SENCE 2023 Examples - 3. Semester¶

Common libraries and parameters¶

In [1]:

import pandas as pd
import matplotlib.pyplot as plt
import seaborn as sns

In [2]:

# Don't show too many rows in Pandas Dataframes
pd.options.display.max_rows = 7

In [3]:

# Larger plots
plt.rcParams['figure.figsize'] = [16, 8]

Bubble map¶

https://www.python-graph-gallery.com/bubble-map/

In [4]:

# "pip install folium" might be needed first : https://pypi.org/project/folium/
import folium

In [5]:

# Make a data frame with dots to show on the map.
# All the values are the same, in order to check if the projection distorts the circles
data = pd.DataFrame({
   'lon':[-58, 2, 145, 30.32, -4.03, -73.57, 36.82, -38.5],
   'lat':[-34, 49, -38, 59.93, 5.33, 45.52, -1.29, -12.97],
   'name':['Buenos Aires', 'Paris', 'Melbourne', 'St Petersbourg', 'Abidjan', 'Montreal', 'Nairobi', 'Salvador'],
   'value': [50.0, 50.0, 50.0, 50.0, 50.0, 50.0, 50.0, 50.0]
})

data

Out[5]:

	lon	lat	name	value
0	-58.00	-34.00	Buenos Aires	50.0
1	2.00	49.00	Paris	50.0
2	145.00	-38.00	Melbourne	50.0
...	...	...	...	...
5	-73.57	45.52	Montreal	50.0
6	36.82	-1.29	Nairobi	50.0
7	-38.50	-12.97	Salvador	50.0

8 rows × 4 columns

Circles are distorted by Mercator projection¶

see https://en.wikipedia.org/wiki/Tissot%27s_indicatrix for more information

In [6]:

# Make an empty map
m = folium.Map(location=[20,0], tiles="OpenStreetMap", zoom_start=2)

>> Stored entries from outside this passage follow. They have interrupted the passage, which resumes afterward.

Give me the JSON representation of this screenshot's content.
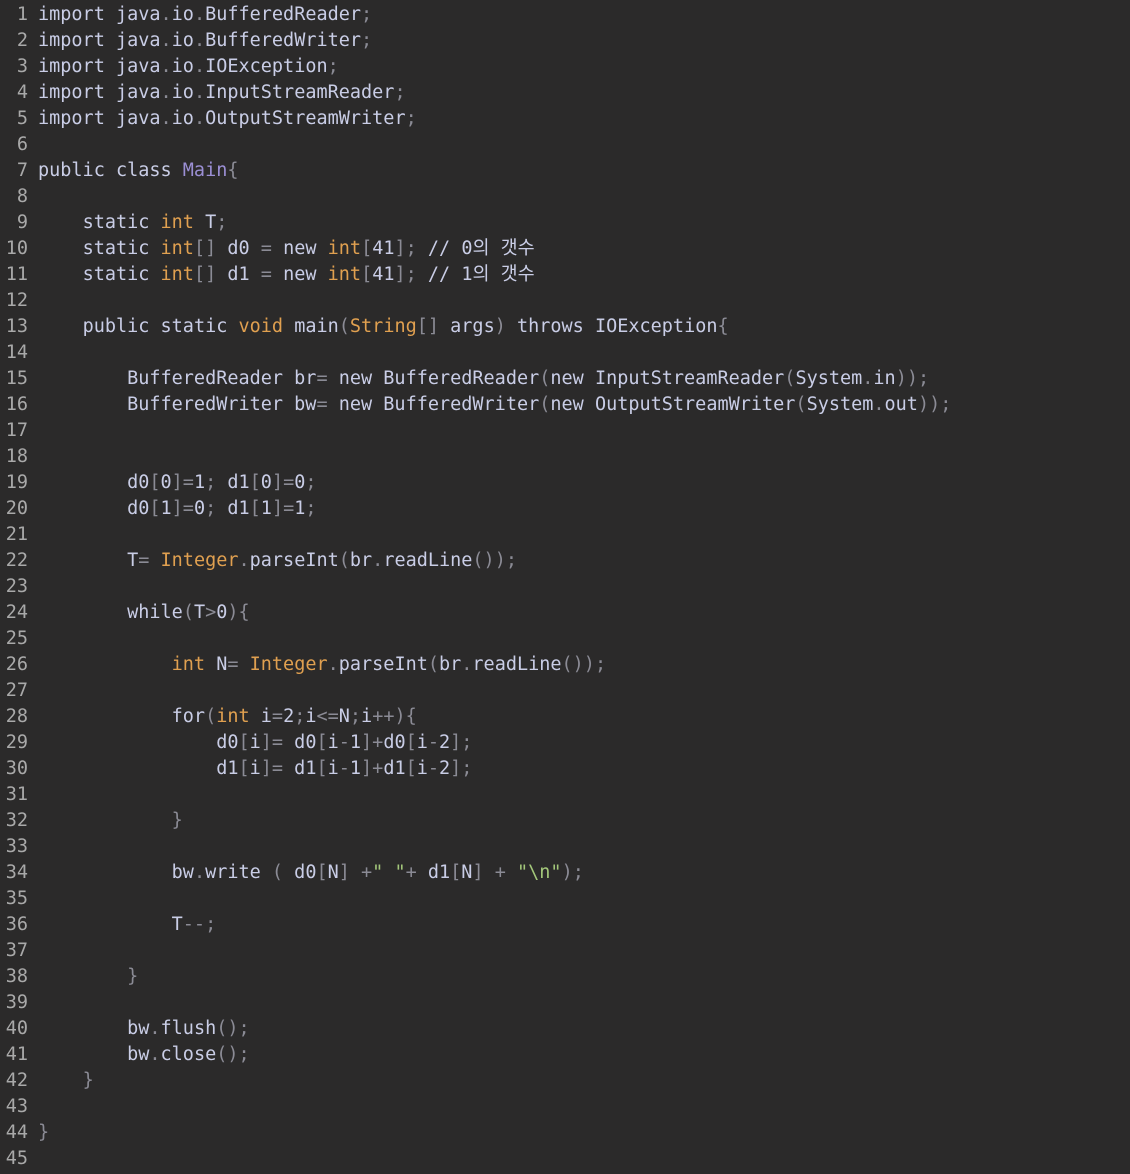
{
  "editor": {
    "language": "java",
    "colors": {
      "background": "#2b2a2a",
      "gutter": "#a9a9a9",
      "keyword": "#c9cde6",
      "type": "#e0a050",
      "class_name": "#9b8fd4",
      "punctuation": "#8b8b95",
      "string": "#a3c77a"
    },
    "lines": [
      [
        {
          "t": "kw",
          "v": "import "
        },
        {
          "t": "plain",
          "v": "java"
        },
        {
          "t": "punc",
          "v": "."
        },
        {
          "t": "plain",
          "v": "io"
        },
        {
          "t": "punc",
          "v": "."
        },
        {
          "t": "plain",
          "v": "BufferedReader"
        },
        {
          "t": "punc",
          "v": ";"
        }
      ],
      [
        {
          "t": "kw",
          "v": "import "
        },
        {
          "t": "plain",
          "v": "java"
        },
        {
          "t": "punc",
          "v": "."
        },
        {
          "t": "plain",
          "v": "io"
        },
        {
          "t": "punc",
          "v": "."
        },
        {
          "t": "plain",
          "v": "BufferedWriter"
        },
        {
          "t": "punc",
          "v": ";"
        }
      ],
      [
        {
          "t": "kw",
          "v": "import "
        },
        {
          "t": "plain",
          "v": "java"
        },
        {
          "t": "punc",
          "v": "."
        },
        {
          "t": "plain",
          "v": "io"
        },
        {
          "t": "punc",
          "v": "."
        },
        {
          "t": "plain",
          "v": "IOException"
        },
        {
          "t": "punc",
          "v": ";"
        }
      ],
      [
        {
          "t": "kw",
          "v": "import "
        },
        {
          "t": "plain",
          "v": "java"
        },
        {
          "t": "punc",
          "v": "."
        },
        {
          "t": "plain",
          "v": "io"
        },
        {
          "t": "punc",
          "v": "."
        },
        {
          "t": "plain",
          "v": "InputStreamReader"
        },
        {
          "t": "punc",
          "v": ";"
        }
      ],
      [
        {
          "t": "kw",
          "v": "import "
        },
        {
          "t": "plain",
          "v": "java"
        },
        {
          "t": "punc",
          "v": "."
        },
        {
          "t": "plain",
          "v": "io"
        },
        {
          "t": "punc",
          "v": "."
        },
        {
          "t": "plain",
          "v": "OutputStreamWriter"
        },
        {
          "t": "punc",
          "v": ";"
        }
      ],
      [],
      [
        {
          "t": "kw",
          "v": "public class "
        },
        {
          "t": "cls",
          "v": "Main"
        },
        {
          "t": "punc",
          "v": "{"
        }
      ],
      [],
      [
        {
          "t": "plain",
          "v": "    "
        },
        {
          "t": "kw",
          "v": "static "
        },
        {
          "t": "type",
          "v": "int"
        },
        {
          "t": "plain",
          "v": " T"
        },
        {
          "t": "punc",
          "v": ";"
        }
      ],
      [
        {
          "t": "plain",
          "v": "    "
        },
        {
          "t": "kw",
          "v": "static "
        },
        {
          "t": "type",
          "v": "int"
        },
        {
          "t": "punc",
          "v": "[]"
        },
        {
          "t": "plain",
          "v": " d0 "
        },
        {
          "t": "punc",
          "v": "="
        },
        {
          "t": "kw",
          "v": " new "
        },
        {
          "t": "type",
          "v": "int"
        },
        {
          "t": "punc",
          "v": "["
        },
        {
          "t": "plain",
          "v": "41"
        },
        {
          "t": "punc",
          "v": "];"
        },
        {
          "t": "plain",
          "v": " // 0의 갯수"
        }
      ],
      [
        {
          "t": "plain",
          "v": "    "
        },
        {
          "t": "kw",
          "v": "static "
        },
        {
          "t": "type",
          "v": "int"
        },
        {
          "t": "punc",
          "v": "[]"
        },
        {
          "t": "plain",
          "v": " d1 "
        },
        {
          "t": "punc",
          "v": "="
        },
        {
          "t": "kw",
          "v": " new "
        },
        {
          "t": "type",
          "v": "int"
        },
        {
          "t": "punc",
          "v": "["
        },
        {
          "t": "plain",
          "v": "41"
        },
        {
          "t": "punc",
          "v": "];"
        },
        {
          "t": "plain",
          "v": " // 1의 갯수"
        }
      ],
      [],
      [
        {
          "t": "plain",
          "v": "    "
        },
        {
          "t": "kw",
          "v": "public static "
        },
        {
          "t": "type",
          "v": "void"
        },
        {
          "t": "plain",
          "v": " main"
        },
        {
          "t": "punc",
          "v": "("
        },
        {
          "t": "type",
          "v": "String"
        },
        {
          "t": "punc",
          "v": "[]"
        },
        {
          "t": "plain",
          "v": " args"
        },
        {
          "t": "punc",
          "v": ")"
        },
        {
          "t": "kw",
          "v": " throws "
        },
        {
          "t": "plain",
          "v": "IOException"
        },
        {
          "t": "punc",
          "v": "{"
        }
      ],
      [],
      [
        {
          "t": "plain",
          "v": "        BufferedReader br"
        },
        {
          "t": "punc",
          "v": "="
        },
        {
          "t": "kw",
          "v": " new "
        },
        {
          "t": "plain",
          "v": "BufferedReader"
        },
        {
          "t": "punc",
          "v": "("
        },
        {
          "t": "kw",
          "v": "new "
        },
        {
          "t": "plain",
          "v": "InputStreamReader"
        },
        {
          "t": "punc",
          "v": "("
        },
        {
          "t": "plain",
          "v": "System"
        },
        {
          "t": "punc",
          "v": "."
        },
        {
          "t": "plain",
          "v": "in"
        },
        {
          "t": "punc",
          "v": "));"
        }
      ],
      [
        {
          "t": "plain",
          "v": "        BufferedWriter bw"
        },
        {
          "t": "punc",
          "v": "="
        },
        {
          "t": "kw",
          "v": " new "
        },
        {
          "t": "plain",
          "v": "BufferedWriter"
        },
        {
          "t": "punc",
          "v": "("
        },
        {
          "t": "kw",
          "v": "new "
        },
        {
          "t": "plain",
          "v": "OutputStreamWriter"
        },
        {
          "t": "punc",
          "v": "("
        },
        {
          "t": "plain",
          "v": "System"
        },
        {
          "t": "punc",
          "v": "."
        },
        {
          "t": "plain",
          "v": "out"
        },
        {
          "t": "punc",
          "v": "));"
        }
      ],
      [],
      [],
      [
        {
          "t": "plain",
          "v": "        d0"
        },
        {
          "t": "punc",
          "v": "["
        },
        {
          "t": "plain",
          "v": "0"
        },
        {
          "t": "punc",
          "v": "]="
        },
        {
          "t": "plain",
          "v": "1"
        },
        {
          "t": "punc",
          "v": ";"
        },
        {
          "t": "plain",
          "v": " d1"
        },
        {
          "t": "punc",
          "v": "["
        },
        {
          "t": "plain",
          "v": "0"
        },
        {
          "t": "punc",
          "v": "]="
        },
        {
          "t": "plain",
          "v": "0"
        },
        {
          "t": "punc",
          "v": ";"
        }
      ],
      [
        {
          "t": "plain",
          "v": "        d0"
        },
        {
          "t": "punc",
          "v": "["
        },
        {
          "t": "plain",
          "v": "1"
        },
        {
          "t": "punc",
          "v": "]="
        },
        {
          "t": "plain",
          "v": "0"
        },
        {
          "t": "punc",
          "v": ";"
        },
        {
          "t": "plain",
          "v": " d1"
        },
        {
          "t": "punc",
          "v": "["
        },
        {
          "t": "plain",
          "v": "1"
        },
        {
          "t": "punc",
          "v": "]="
        },
        {
          "t": "plain",
          "v": "1"
        },
        {
          "t": "punc",
          "v": ";"
        }
      ],
      [],
      [
        {
          "t": "plain",
          "v": "        T"
        },
        {
          "t": "punc",
          "v": "="
        },
        {
          "t": "type",
          "v": " Integer"
        },
        {
          "t": "punc",
          "v": "."
        },
        {
          "t": "plain",
          "v": "parseInt"
        },
        {
          "t": "punc",
          "v": "("
        },
        {
          "t": "plain",
          "v": "br"
        },
        {
          "t": "punc",
          "v": "."
        },
        {
          "t": "plain",
          "v": "readLine"
        },
        {
          "t": "punc",
          "v": "());"
        }
      ],
      [],
      [
        {
          "t": "plain",
          "v": "        "
        },
        {
          "t": "kw",
          "v": "while"
        },
        {
          "t": "punc",
          "v": "("
        },
        {
          "t": "plain",
          "v": "T"
        },
        {
          "t": "punc",
          "v": ">"
        },
        {
          "t": "plain",
          "v": "0"
        },
        {
          "t": "punc",
          "v": "){"
        }
      ],
      [],
      [
        {
          "t": "plain",
          "v": "            "
        },
        {
          "t": "type",
          "v": "int"
        },
        {
          "t": "plain",
          "v": " N"
        },
        {
          "t": "punc",
          "v": "="
        },
        {
          "t": "type",
          "v": " Integer"
        },
        {
          "t": "punc",
          "v": "."
        },
        {
          "t": "plain",
          "v": "parseInt"
        },
        {
          "t": "punc",
          "v": "("
        },
        {
          "t": "plain",
          "v": "br"
        },
        {
          "t": "punc",
          "v": "."
        },
        {
          "t": "plain",
          "v": "readLine"
        },
        {
          "t": "punc",
          "v": "());"
        }
      ],
      [],
      [
        {
          "t": "plain",
          "v": "            "
        },
        {
          "t": "kw",
          "v": "for"
        },
        {
          "t": "punc",
          "v": "("
        },
        {
          "t": "type",
          "v": "int"
        },
        {
          "t": "plain",
          "v": " i"
        },
        {
          "t": "punc",
          "v": "="
        },
        {
          "t": "plain",
          "v": "2"
        },
        {
          "t": "punc",
          "v": ";"
        },
        {
          "t": "plain",
          "v": "i"
        },
        {
          "t": "punc",
          "v": "<="
        },
        {
          "t": "plain",
          "v": "N"
        },
        {
          "t": "punc",
          "v": ";"
        },
        {
          "t": "plain",
          "v": "i"
        },
        {
          "t": "punc",
          "v": "++){"
        }
      ],
      [
        {
          "t": "plain",
          "v": "                d0"
        },
        {
          "t": "punc",
          "v": "["
        },
        {
          "t": "plain",
          "v": "i"
        },
        {
          "t": "punc",
          "v": "]="
        },
        {
          "t": "plain",
          "v": " d0"
        },
        {
          "t": "punc",
          "v": "["
        },
        {
          "t": "plain",
          "v": "i"
        },
        {
          "t": "punc",
          "v": "-"
        },
        {
          "t": "plain",
          "v": "1"
        },
        {
          "t": "punc",
          "v": "]+"
        },
        {
          "t": "plain",
          "v": "d0"
        },
        {
          "t": "punc",
          "v": "["
        },
        {
          "t": "plain",
          "v": "i"
        },
        {
          "t": "punc",
          "v": "-"
        },
        {
          "t": "plain",
          "v": "2"
        },
        {
          "t": "punc",
          "v": "];"
        }
      ],
      [
        {
          "t": "plain",
          "v": "                d1"
        },
        {
          "t": "punc",
          "v": "["
        },
        {
          "t": "plain",
          "v": "i"
        },
        {
          "t": "punc",
          "v": "]="
        },
        {
          "t": "plain",
          "v": " d1"
        },
        {
          "t": "punc",
          "v": "["
        },
        {
          "t": "plain",
          "v": "i"
        },
        {
          "t": "punc",
          "v": "-"
        },
        {
          "t": "plain",
          "v": "1"
        },
        {
          "t": "punc",
          "v": "]+"
        },
        {
          "t": "plain",
          "v": "d1"
        },
        {
          "t": "punc",
          "v": "["
        },
        {
          "t": "plain",
          "v": "i"
        },
        {
          "t": "punc",
          "v": "-"
        },
        {
          "t": "plain",
          "v": "2"
        },
        {
          "t": "punc",
          "v": "];"
        }
      ],
      [],
      [
        {
          "t": "plain",
          "v": "            "
        },
        {
          "t": "punc",
          "v": "}"
        }
      ],
      [],
      [
        {
          "t": "plain",
          "v": "            bw"
        },
        {
          "t": "punc",
          "v": "."
        },
        {
          "t": "plain",
          "v": "write "
        },
        {
          "t": "punc",
          "v": "("
        },
        {
          "t": "plain",
          "v": " d0"
        },
        {
          "t": "punc",
          "v": "["
        },
        {
          "t": "plain",
          "v": "N"
        },
        {
          "t": "punc",
          "v": "]"
        },
        {
          "t": "plain",
          "v": " "
        },
        {
          "t": "punc",
          "v": "+"
        },
        {
          "t": "str",
          "v": "\" \""
        },
        {
          "t": "punc",
          "v": "+"
        },
        {
          "t": "plain",
          "v": " d1"
        },
        {
          "t": "punc",
          "v": "["
        },
        {
          "t": "plain",
          "v": "N"
        },
        {
          "t": "punc",
          "v": "]"
        },
        {
          "t": "plain",
          "v": " "
        },
        {
          "t": "punc",
          "v": "+"
        },
        {
          "t": "plain",
          "v": " "
        },
        {
          "t": "str",
          "v": "\"\\n\""
        },
        {
          "t": "punc",
          "v": ");"
        }
      ],
      [],
      [
        {
          "t": "plain",
          "v": "            T"
        },
        {
          "t": "punc",
          "v": "--;"
        }
      ],
      [],
      [
        {
          "t": "plain",
          "v": "        "
        },
        {
          "t": "punc",
          "v": "}"
        }
      ],
      [],
      [
        {
          "t": "plain",
          "v": "        bw"
        },
        {
          "t": "punc",
          "v": "."
        },
        {
          "t": "plain",
          "v": "flush"
        },
        {
          "t": "punc",
          "v": "();"
        }
      ],
      [
        {
          "t": "plain",
          "v": "        bw"
        },
        {
          "t": "punc",
          "v": "."
        },
        {
          "t": "plain",
          "v": "close"
        },
        {
          "t": "punc",
          "v": "();"
        }
      ],
      [
        {
          "t": "plain",
          "v": "    "
        },
        {
          "t": "punc",
          "v": "}"
        }
      ],
      [],
      [
        {
          "t": "punc",
          "v": "}"
        }
      ],
      []
    ]
  }
}
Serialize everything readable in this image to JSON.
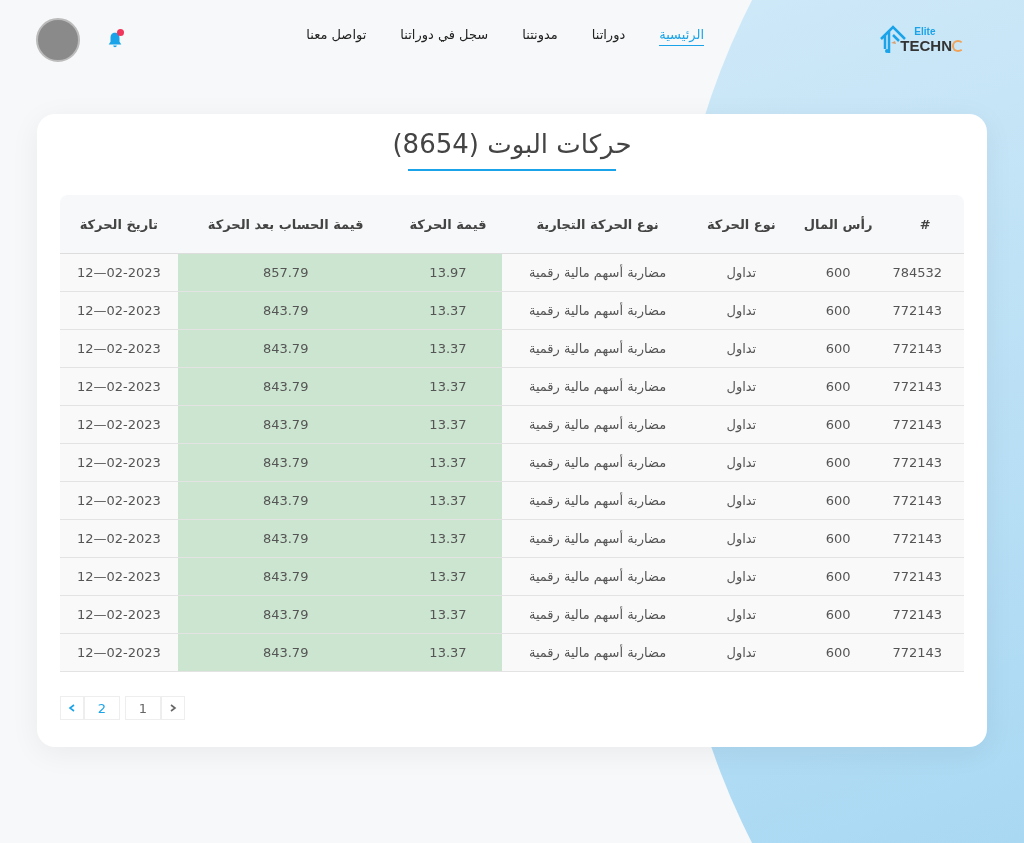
{
  "logo": {
    "top": "Elite",
    "bottom": "TECHN"
  },
  "nav": [
    {
      "label": "الرئيسية",
      "selected": true
    },
    {
      "label": "دوراتنا",
      "selected": false
    },
    {
      "label": "مدونتنا",
      "selected": false
    },
    {
      "label": "سجل في دوراتنا",
      "selected": false
    },
    {
      "label": "تواصل معنا",
      "selected": false
    }
  ],
  "notifications": {
    "unread": true
  },
  "title": "حركات البوت (8654)",
  "table": {
    "columns": [
      {
        "label": "#",
        "highlighted": false
      },
      {
        "label": "رأس المال",
        "highlighted": false
      },
      {
        "label": "نوع الحركة",
        "highlighted": false
      },
      {
        "label": "نوع الحركة التجارية",
        "highlighted": false
      },
      {
        "label": "قيمة الحركة",
        "highlighted": true
      },
      {
        "label": "قيمة الحساب بعد الحركة",
        "highlighted": true
      },
      {
        "label": "تاريخ الحركة",
        "highlighted": false
      }
    ],
    "rows": [
      [
        "784532",
        "600",
        "تداول",
        "مضاربة أسهم مالية رقمية",
        "13.97",
        "857.79",
        "12—02-2023"
      ],
      [
        "772143",
        "600",
        "تداول",
        "مضاربة أسهم مالية رقمية",
        "13.37",
        "843.79",
        "12—02-2023"
      ],
      [
        "772143",
        "600",
        "تداول",
        "مضاربة أسهم مالية رقمية",
        "13.37",
        "843.79",
        "12—02-2023"
      ],
      [
        "772143",
        "600",
        "تداول",
        "مضاربة أسهم مالية رقمية",
        "13.37",
        "843.79",
        "12—02-2023"
      ],
      [
        "772143",
        "600",
        "تداول",
        "مضاربة أسهم مالية رقمية",
        "13.37",
        "843.79",
        "12—02-2023"
      ],
      [
        "772143",
        "600",
        "تداول",
        "مضاربة أسهم مالية رقمية",
        "13.37",
        "843.79",
        "12—02-2023"
      ],
      [
        "772143",
        "600",
        "تداول",
        "مضاربة أسهم مالية رقمية",
        "13.37",
        "843.79",
        "12—02-2023"
      ],
      [
        "772143",
        "600",
        "تداول",
        "مضاربة أسهم مالية رقمية",
        "13.37",
        "843.79",
        "12—02-2023"
      ],
      [
        "772143",
        "600",
        "تداول",
        "مضاربة أسهم مالية رقمية",
        "13.37",
        "843.79",
        "12—02-2023"
      ],
      [
        "772143",
        "600",
        "تداول",
        "مضاربة أسهم مالية رقمية",
        "13.37",
        "843.79",
        "12—02-2023"
      ],
      [
        "772143",
        "600",
        "تداول",
        "مضاربة أسهم مالية رقمية",
        "13.37",
        "843.79",
        "12—02-2023"
      ]
    ]
  },
  "pagination": {
    "previous": {
      "disabled": true
    },
    "pages": [
      {
        "label": "1",
        "selected": true
      },
      {
        "label": "2",
        "selected": false
      }
    ],
    "next": {
      "disabled": false
    }
  }
}
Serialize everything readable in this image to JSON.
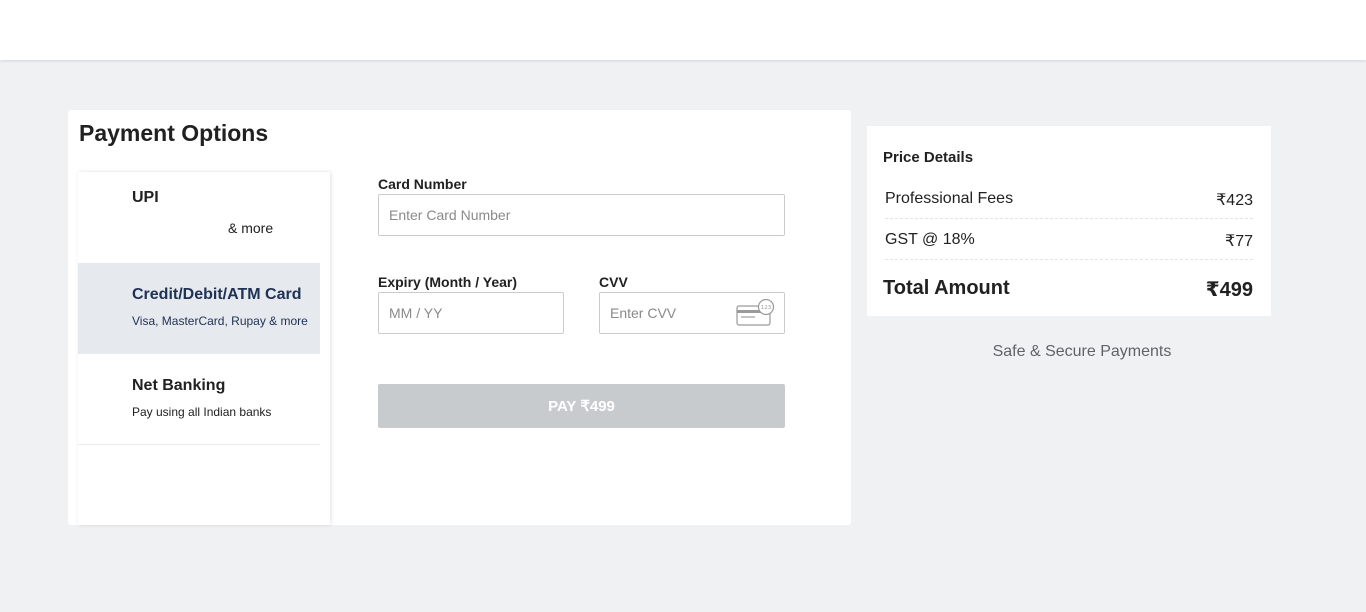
{
  "payment": {
    "title": "Payment Options",
    "methods": [
      {
        "title": "UPI",
        "subtitle": "& more"
      },
      {
        "title": "Credit/Debit/ATM Card",
        "subtitle": "Visa, MasterCard, Rupay & more"
      },
      {
        "title": "Net Banking",
        "subtitle": "Pay using all Indian banks"
      }
    ],
    "selected_method": "Credit/Debit/ATM Card",
    "card_number": {
      "label": "Card Number",
      "placeholder": "Enter Card Number",
      "value": ""
    },
    "expiry": {
      "label": "Expiry (Month / Year)",
      "placeholder": "MM / YY",
      "value": ""
    },
    "cvv": {
      "label": "CVV",
      "placeholder": "Enter CVV",
      "value": "",
      "icon": "card-cvv-icon"
    },
    "pay_button": "PAY ₹499"
  },
  "price": {
    "title": "Price Details",
    "rows": [
      {
        "label": "Professional Fees",
        "value": "₹423"
      },
      {
        "label": "GST @ 18%",
        "value": "₹77"
      }
    ],
    "total_label": "Total Amount",
    "total_value": "₹499",
    "secure_text": "Safe & Secure Payments"
  },
  "colors": {
    "background": "#f0f1f3",
    "selected_method_bg": "#e6e9ee",
    "pay_button_disabled": "#c8cbce"
  }
}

# add marker one by one on the map
for city in data.itertuples():
    folium.Circle(
        location=[city.lat, city.lon],
        popup=city.name,
        radius=city.value * 20000.0,
        color='crimson',
        fill=True,
        fill_color='crimson'
    ).add_to(m)

m.get_root().html.add_child(folium.Element("<h3 align='center'>Map with distorted circles</h3>"))

# Show the map
m

Out[6]:

Make this Notebook Trusted to load map: File -> Trust Notebook

Avoiding deformation¶

In [7]:

import math
m = folium.Map(location=[20,0], tiles="OpenStreetMap", zoom_start=2)

# add marker one by one on the map, and account for Mercator deformation
for city in data.itertuples():
    local_deformation = math.cos(city.lat * math.pi / 180)
    folium.Circle(
        location=[city.lat, city.lon],
        popup='%s (%.1f)' % (city.name, city.value),
        radius=city.value * 20000.0 * local_deformation,
        color='crimson',
        fill=True,
        fill_color='crimson'
    ).add_to(m)

m.get_root().html.add_child(folium.Element("<h3 align='center'>Map with circles of correct size</h3>"))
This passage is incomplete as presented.